Therapy can come in many forms. Kristina Davis ’73 of Appleton, Wis., is a licensed clinical social worker. She has been providing counseling for families, couples and individuals for 27 years in the Fox Valley area.
In 1995, Davis created a 14-week group for “at-risk” adolescent girls called Teen Awareness Girls’ Group (TAGG). The purpose of the group was to improve self-esteem and build character through the use of music poetry and film.
Davis’ co-worker, Ann Dake, assisted with TAGG. When Dake came up with the idea to found a ranch to use donated horses in the therapeutic process with youths and their families, Davis followed right behind her.
CHAPS Academy opened in Shiocton, Wis., in 2004, and Davis and Dake brought the TAGG program to CHAPS for two summers.

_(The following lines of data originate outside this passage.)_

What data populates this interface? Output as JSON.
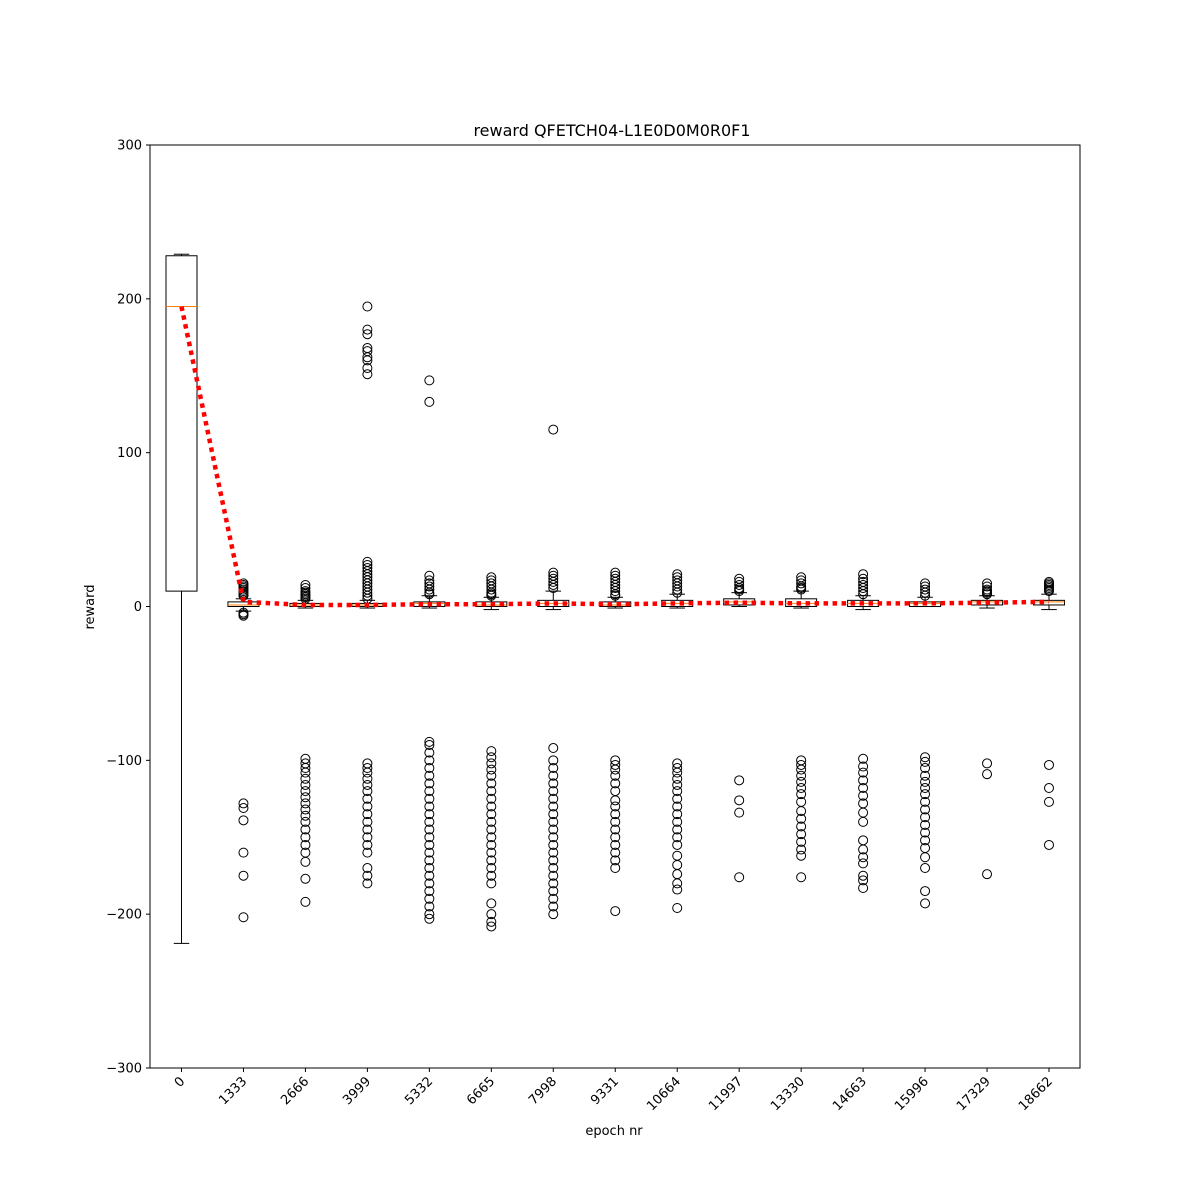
{
  "chart_data": {
    "type": "box",
    "title": "reward QFETCH04-L1E0D0M0R0F1",
    "xlabel": "epoch nr",
    "ylabel": "reward",
    "ylim": [
      -300,
      300
    ],
    "yticks": [
      -300,
      -200,
      -100,
      0,
      100,
      200,
      300
    ],
    "ytick_labels": [
      "−300",
      "−200",
      "−100",
      "0",
      "100",
      "200",
      "300"
    ],
    "categories": [
      "0",
      "1333",
      "2666",
      "3999",
      "5332",
      "6665",
      "7998",
      "9331",
      "10664",
      "11997",
      "13330",
      "14663",
      "15996",
      "17329",
      "18662"
    ],
    "colors": {
      "median": "#ff7f0e",
      "mean_line": "#ff0000",
      "box": "#000000"
    },
    "boxes": [
      {
        "category": "0",
        "q1": 10,
        "median": 195,
        "q3": 228,
        "whisker_low": -219,
        "whisker_high": 229,
        "outliers": []
      },
      {
        "category": "1333",
        "q1": 0,
        "median": 1,
        "q3": 3,
        "whisker_low": -3,
        "whisker_high": 5,
        "outliers": [
          15,
          14,
          13,
          12,
          11,
          10,
          9,
          8,
          7,
          -4,
          -5,
          -6,
          -128,
          -131,
          -139,
          -160,
          -175,
          -202
        ]
      },
      {
        "category": "2666",
        "q1": 0,
        "median": 1,
        "q3": 2,
        "whisker_low": -1,
        "whisker_high": 4,
        "outliers": [
          14,
          12,
          10,
          9,
          8,
          7,
          6,
          5,
          -99,
          -102,
          -105,
          -108,
          -112,
          -116,
          -120,
          -124,
          -128,
          -132,
          -136,
          -140,
          -145,
          -150,
          -155,
          -160,
          -166,
          -177,
          -192
        ]
      },
      {
        "category": "3999",
        "q1": 0,
        "median": 1,
        "q3": 2,
        "whisker_low": -1,
        "whisker_high": 4,
        "outliers": [
          195,
          180,
          177,
          168,
          166,
          162,
          160,
          155,
          151,
          29,
          27,
          25,
          23,
          21,
          19,
          17,
          15,
          13,
          11,
          9,
          7,
          5,
          -102,
          -105,
          -108,
          -112,
          -116,
          -120,
          -125,
          -130,
          -135,
          -140,
          -145,
          -150,
          -155,
          -160,
          -170,
          -175,
          -180
        ]
      },
      {
        "category": "5332",
        "q1": 0,
        "median": 2,
        "q3": 3,
        "whisker_low": -1,
        "whisker_high": 7,
        "outliers": [
          147,
          133,
          20,
          17,
          15,
          13,
          11,
          9,
          8,
          -88,
          -90,
          -95,
          -100,
          -105,
          -110,
          -115,
          -120,
          -125,
          -130,
          -135,
          -140,
          -145,
          -150,
          -155,
          -160,
          -165,
          -170,
          -175,
          -180,
          -185,
          -190,
          -195,
          -200,
          -203
        ]
      },
      {
        "category": "6665",
        "q1": 0,
        "median": 1,
        "q3": 3,
        "whisker_low": -2,
        "whisker_high": 6,
        "outliers": [
          19,
          17,
          15,
          13,
          11,
          9,
          8,
          7,
          -94,
          -98,
          -102,
          -106,
          -110,
          -115,
          -120,
          -125,
          -130,
          -135,
          -140,
          -145,
          -150,
          -155,
          -160,
          -165,
          -170,
          -175,
          -180,
          -193,
          -200,
          -205,
          -208
        ]
      },
      {
        "category": "7998",
        "q1": 0,
        "median": 2,
        "q3": 4,
        "whisker_low": -2,
        "whisker_high": 10,
        "outliers": [
          115,
          22,
          20,
          18,
          16,
          14,
          12,
          -92,
          -100,
          -105,
          -110,
          -115,
          -120,
          -125,
          -130,
          -135,
          -140,
          -145,
          -150,
          -155,
          -160,
          -165,
          -170,
          -175,
          -180,
          -185,
          -190,
          -195,
          -200
        ]
      },
      {
        "category": "9331",
        "q1": 0,
        "median": 1,
        "q3": 3,
        "whisker_low": -1,
        "whisker_high": 6,
        "outliers": [
          22,
          20,
          18,
          16,
          14,
          12,
          10,
          8,
          7,
          -100,
          -103,
          -106,
          -110,
          -115,
          -120,
          -126,
          -130,
          -135,
          -140,
          -145,
          -150,
          -155,
          -160,
          -165,
          -170,
          -198
        ]
      },
      {
        "category": "10664",
        "q1": 0,
        "median": 2,
        "q3": 4,
        "whisker_low": -1,
        "whisker_high": 8,
        "outliers": [
          21,
          19,
          17,
          15,
          13,
          11,
          9,
          -102,
          -105,
          -108,
          -112,
          -116,
          -120,
          -125,
          -130,
          -135,
          -140,
          -145,
          -150,
          -155,
          -162,
          -168,
          -174,
          -180,
          -184,
          -196
        ]
      },
      {
        "category": "11997",
        "q1": 1,
        "median": 3,
        "q3": 5,
        "whisker_low": 0,
        "whisker_high": 9,
        "outliers": [
          18,
          16,
          14,
          12,
          11,
          10,
          -113,
          -126,
          -134,
          -176
        ]
      },
      {
        "category": "13330",
        "q1": 0,
        "median": 2,
        "q3": 5,
        "whisker_low": -1,
        "whisker_high": 10,
        "outliers": [
          19,
          17,
          15,
          13,
          12,
          11,
          -100,
          -103,
          -106,
          -110,
          -114,
          -118,
          -122,
          -127,
          -133,
          -138,
          -143,
          -148,
          -153,
          -158,
          -162,
          -176
        ]
      },
      {
        "category": "14663",
        "q1": 0,
        "median": 2,
        "q3": 4,
        "whisker_low": -2,
        "whisker_high": 7,
        "outliers": [
          21,
          18,
          16,
          14,
          12,
          10,
          8,
          -99,
          -104,
          -108,
          -113,
          -118,
          -123,
          -128,
          -134,
          -140,
          -152,
          -158,
          -163,
          -167,
          -175,
          -178,
          -183
        ]
      },
      {
        "category": "15996",
        "q1": 0,
        "median": 2,
        "q3": 3,
        "whisker_low": 0,
        "whisker_high": 6,
        "outliers": [
          15,
          13,
          11,
          9,
          7,
          -98,
          -101,
          -105,
          -110,
          -114,
          -118,
          -122,
          -127,
          -132,
          -137,
          -142,
          -147,
          -152,
          -157,
          -163,
          -170,
          -185,
          -193
        ]
      },
      {
        "category": "17329",
        "q1": 1,
        "median": 3,
        "q3": 4,
        "whisker_low": -1,
        "whisker_high": 7,
        "outliers": [
          15,
          13,
          11,
          10,
          9,
          8,
          -102,
          -109,
          -174
        ]
      },
      {
        "category": "18662",
        "q1": 1,
        "median": 3,
        "q3": 4,
        "whisker_low": -2,
        "whisker_high": 8,
        "outliers": [
          16,
          15,
          14,
          13,
          12,
          11,
          10,
          -103,
          -118,
          -127,
          -155
        ]
      }
    ],
    "mean_line": {
      "name": "",
      "values": [
        195,
        3,
        1,
        1,
        1.5,
        1.5,
        2,
        1.5,
        2,
        2.5,
        2,
        2,
        2,
        2.5,
        3
      ]
    },
    "grid": false
  }
}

“The horses help youths with emotional, mental and behavioral problems,” Davis says. “In nature, an animal is either a predator or prey. Horses are prey, so they have to be highly sensitive to their environment to stay safe. This means horses are very sensitive to the emotional energy we emit. They respond to us nonverbally in ways that become a mirror or metaphor for our emotions. And they also respond in surprisingly loving ways that heal emotional pain.”
Davis experienced this herself with a horse named Star.

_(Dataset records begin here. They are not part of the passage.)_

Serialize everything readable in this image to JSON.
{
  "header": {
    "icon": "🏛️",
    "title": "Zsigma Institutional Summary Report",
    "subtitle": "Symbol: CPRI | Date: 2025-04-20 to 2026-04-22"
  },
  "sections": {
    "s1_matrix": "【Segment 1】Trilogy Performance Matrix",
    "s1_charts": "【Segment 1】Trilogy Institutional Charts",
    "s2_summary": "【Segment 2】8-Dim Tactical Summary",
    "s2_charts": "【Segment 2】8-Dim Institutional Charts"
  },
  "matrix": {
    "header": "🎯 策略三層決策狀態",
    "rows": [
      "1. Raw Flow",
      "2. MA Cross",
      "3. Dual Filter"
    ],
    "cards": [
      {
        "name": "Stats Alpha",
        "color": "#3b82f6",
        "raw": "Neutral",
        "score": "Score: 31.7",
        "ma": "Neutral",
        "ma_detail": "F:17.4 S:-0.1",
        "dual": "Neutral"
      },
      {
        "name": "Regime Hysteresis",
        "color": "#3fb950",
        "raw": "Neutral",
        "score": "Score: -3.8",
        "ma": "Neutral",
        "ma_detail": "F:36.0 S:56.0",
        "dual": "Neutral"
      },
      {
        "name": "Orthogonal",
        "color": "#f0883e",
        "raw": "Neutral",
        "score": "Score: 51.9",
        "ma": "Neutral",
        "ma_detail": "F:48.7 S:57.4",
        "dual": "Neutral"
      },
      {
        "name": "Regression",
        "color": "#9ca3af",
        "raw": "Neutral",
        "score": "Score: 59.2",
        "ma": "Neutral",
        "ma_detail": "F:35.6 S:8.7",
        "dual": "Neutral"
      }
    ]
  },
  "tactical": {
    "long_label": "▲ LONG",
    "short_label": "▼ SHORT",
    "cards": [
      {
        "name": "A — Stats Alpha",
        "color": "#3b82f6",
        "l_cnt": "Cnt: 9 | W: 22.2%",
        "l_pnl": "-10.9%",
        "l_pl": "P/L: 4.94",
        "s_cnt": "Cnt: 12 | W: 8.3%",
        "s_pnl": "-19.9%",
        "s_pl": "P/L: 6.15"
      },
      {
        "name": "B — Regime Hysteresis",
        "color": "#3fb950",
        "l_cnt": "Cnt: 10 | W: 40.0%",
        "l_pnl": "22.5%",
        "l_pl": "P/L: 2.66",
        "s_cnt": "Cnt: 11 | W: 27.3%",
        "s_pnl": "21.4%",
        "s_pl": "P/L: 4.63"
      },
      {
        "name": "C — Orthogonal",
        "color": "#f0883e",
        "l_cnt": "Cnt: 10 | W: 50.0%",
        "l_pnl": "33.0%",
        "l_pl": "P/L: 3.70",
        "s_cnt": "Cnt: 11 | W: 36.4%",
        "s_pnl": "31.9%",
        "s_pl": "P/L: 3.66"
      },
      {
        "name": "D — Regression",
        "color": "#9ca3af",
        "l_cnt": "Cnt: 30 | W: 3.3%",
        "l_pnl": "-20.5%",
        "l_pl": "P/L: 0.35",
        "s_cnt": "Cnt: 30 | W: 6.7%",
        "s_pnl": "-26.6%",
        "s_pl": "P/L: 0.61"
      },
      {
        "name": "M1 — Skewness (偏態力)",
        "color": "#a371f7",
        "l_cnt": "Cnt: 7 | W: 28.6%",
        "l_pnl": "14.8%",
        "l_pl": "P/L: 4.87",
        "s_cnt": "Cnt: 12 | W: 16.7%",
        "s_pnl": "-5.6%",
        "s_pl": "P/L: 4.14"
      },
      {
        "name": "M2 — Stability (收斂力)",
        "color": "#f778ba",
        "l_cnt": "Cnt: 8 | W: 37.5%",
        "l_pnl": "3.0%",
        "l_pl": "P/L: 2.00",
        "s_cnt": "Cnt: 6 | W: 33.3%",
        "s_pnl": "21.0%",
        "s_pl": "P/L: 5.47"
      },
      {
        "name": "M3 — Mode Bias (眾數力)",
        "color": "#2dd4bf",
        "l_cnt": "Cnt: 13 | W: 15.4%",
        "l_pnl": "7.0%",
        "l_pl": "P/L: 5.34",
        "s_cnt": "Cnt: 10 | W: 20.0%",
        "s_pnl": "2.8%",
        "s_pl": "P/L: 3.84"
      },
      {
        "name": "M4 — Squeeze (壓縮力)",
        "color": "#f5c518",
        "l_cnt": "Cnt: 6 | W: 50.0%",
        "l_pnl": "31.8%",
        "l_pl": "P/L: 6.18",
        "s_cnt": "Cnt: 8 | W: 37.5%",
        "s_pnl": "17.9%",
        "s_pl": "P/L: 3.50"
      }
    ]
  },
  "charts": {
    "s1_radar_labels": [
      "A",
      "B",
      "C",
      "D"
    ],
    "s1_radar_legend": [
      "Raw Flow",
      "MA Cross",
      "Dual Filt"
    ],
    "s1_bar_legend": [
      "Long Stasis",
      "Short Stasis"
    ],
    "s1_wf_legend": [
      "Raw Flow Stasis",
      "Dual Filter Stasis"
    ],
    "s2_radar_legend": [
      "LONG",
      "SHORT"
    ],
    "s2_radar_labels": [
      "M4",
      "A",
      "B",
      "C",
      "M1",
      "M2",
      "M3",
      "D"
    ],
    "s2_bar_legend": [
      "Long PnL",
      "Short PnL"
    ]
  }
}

“I was at CHAPS the day he arrived. He would not approach me so I talked to him about how much he would like it there,” Davis says. “When I worked with Ann to learn to get over my fear of horses, Star chose me to work with. At CHAPS, the horse chooses the youth. The youths are introduced to all the horses, but just one horse shows an affinity for each youth and becomes the horse the youth works with in therapy.”

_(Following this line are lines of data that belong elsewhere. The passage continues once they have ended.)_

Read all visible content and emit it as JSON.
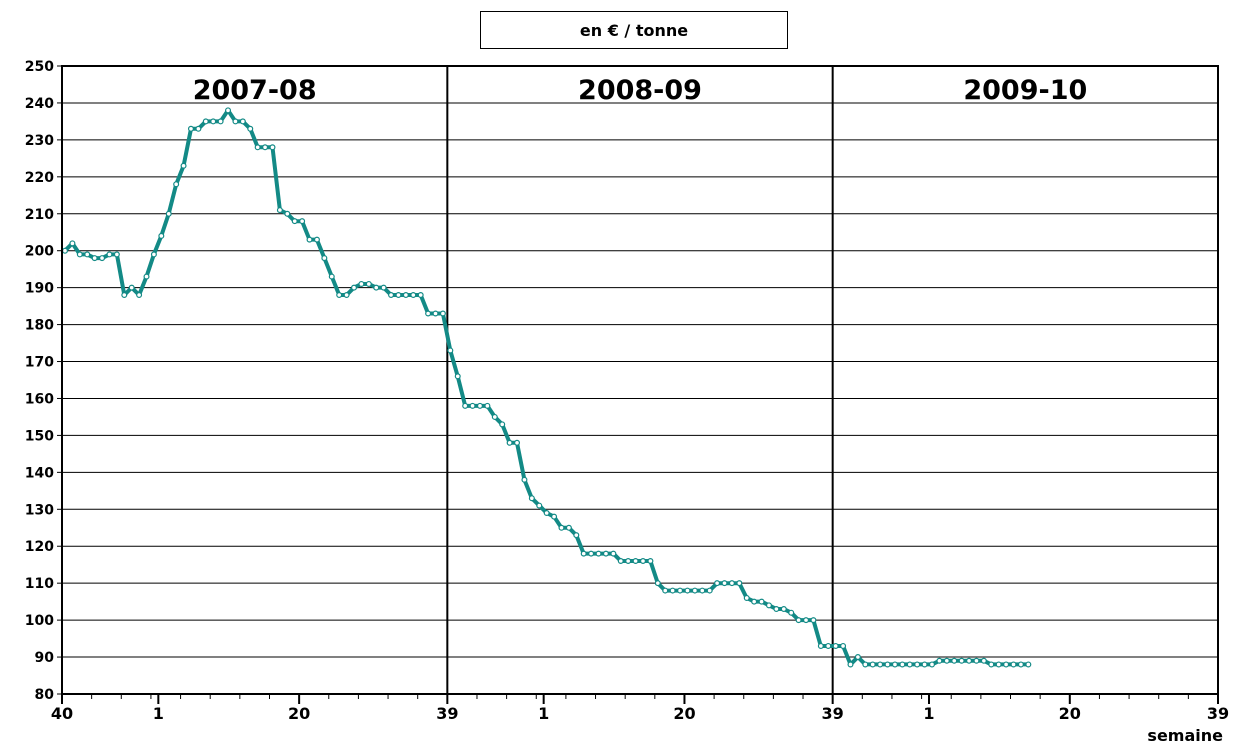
{
  "chart_data": {
    "type": "line",
    "unit_label": "en € / tonne",
    "xlabel": "semaine",
    "ylim": [
      80,
      250
    ],
    "y_ticks": [
      80,
      90,
      100,
      110,
      120,
      130,
      140,
      150,
      160,
      170,
      180,
      190,
      200,
      210,
      220,
      230,
      240,
      250
    ],
    "grid": true,
    "seasons": [
      "2007-08",
      "2008-09",
      "2009-10"
    ],
    "x_tick_labels": [
      "40",
      "1",
      "20",
      "39",
      "1",
      "20",
      "39",
      "1",
      "20",
      "39"
    ],
    "series_color": "#138a86",
    "series": [
      {
        "values": [
          200,
          202,
          199,
          199,
          198,
          198,
          199,
          199,
          188,
          190,
          188,
          193,
          199,
          204,
          210,
          218,
          223,
          233,
          233,
          235,
          235,
          235,
          238,
          235,
          235,
          233,
          228,
          228,
          228,
          211,
          210,
          208,
          208,
          203,
          203,
          198,
          193,
          188,
          188,
          190,
          191,
          191,
          190,
          190,
          188,
          188,
          188,
          188,
          188,
          183,
          183,
          183,
          173,
          166,
          158,
          158,
          158,
          158,
          155,
          153,
          148,
          148,
          138,
          133,
          131,
          129,
          128,
          125,
          125,
          123,
          118,
          118,
          118,
          118,
          118,
          116,
          116,
          116,
          116,
          116,
          110,
          108,
          108,
          108,
          108,
          108,
          108,
          108,
          110,
          110,
          110,
          110,
          106,
          105,
          105,
          104,
          103,
          103,
          102,
          100,
          100,
          100,
          93,
          93,
          93,
          93,
          88,
          90,
          88,
          88,
          88,
          88,
          88,
          88,
          88,
          88,
          88,
          88,
          89,
          89,
          89,
          89,
          89,
          89,
          89,
          88,
          88,
          88,
          88,
          88,
          88
        ]
      }
    ]
  }
}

Davis recalls many examples of CHAPS successes. During TAGG, one of the girls barely said a word in group and groomed her horse in silence while the other girls chatted.
“Then the day came for riding,” Davis says. “Tally, a chocolate brown horse had been stubborn with one of the more assertive girls, not obeying her lead. The minute he felt this fragile girl on his back, he lowered his head, a sign of surrender and respect. He obeyed every tentative command she gave him. She had never ridden before, but she sat up straight in the saddle and rode like she had been riding all her life. Her eyes were bright and alive as she circled the arena and guided Tally around the barrels. Tally had awakened her to new possibilities in her life.”
In another session – a first encounter between the girls and the horses – a deeply wounded girl followed the others into a field where a horse named Apache grazed. A frisky, in-your-face 2-year-old, Apache came from a ranch where 60 horses inhabited 11 acres; he was neglected and starved for the first year of his life. He walked over to this girl and laid down with his head in her lap. Apache’s extraordinary attention made her feel special.
“The horses respond in these surprising ways all the time,” Davis says. “They seem to know just what is needed in the situation.”
CHAPS Academy (www.chapsacademy.org) is a non-profit, Christian-based facility that offers equine-assisted programs for youths with behavioral and mental health issues, and a suicide-prevention program for “at-risk” adolescent girls.
Davis has her own caseload of clients and also is a clinical supervisor of seven residents for the resident program. Residents have master’s degrees and are in the process of doing their two-year work experience at CHAPS before they can apply for their counselor state license.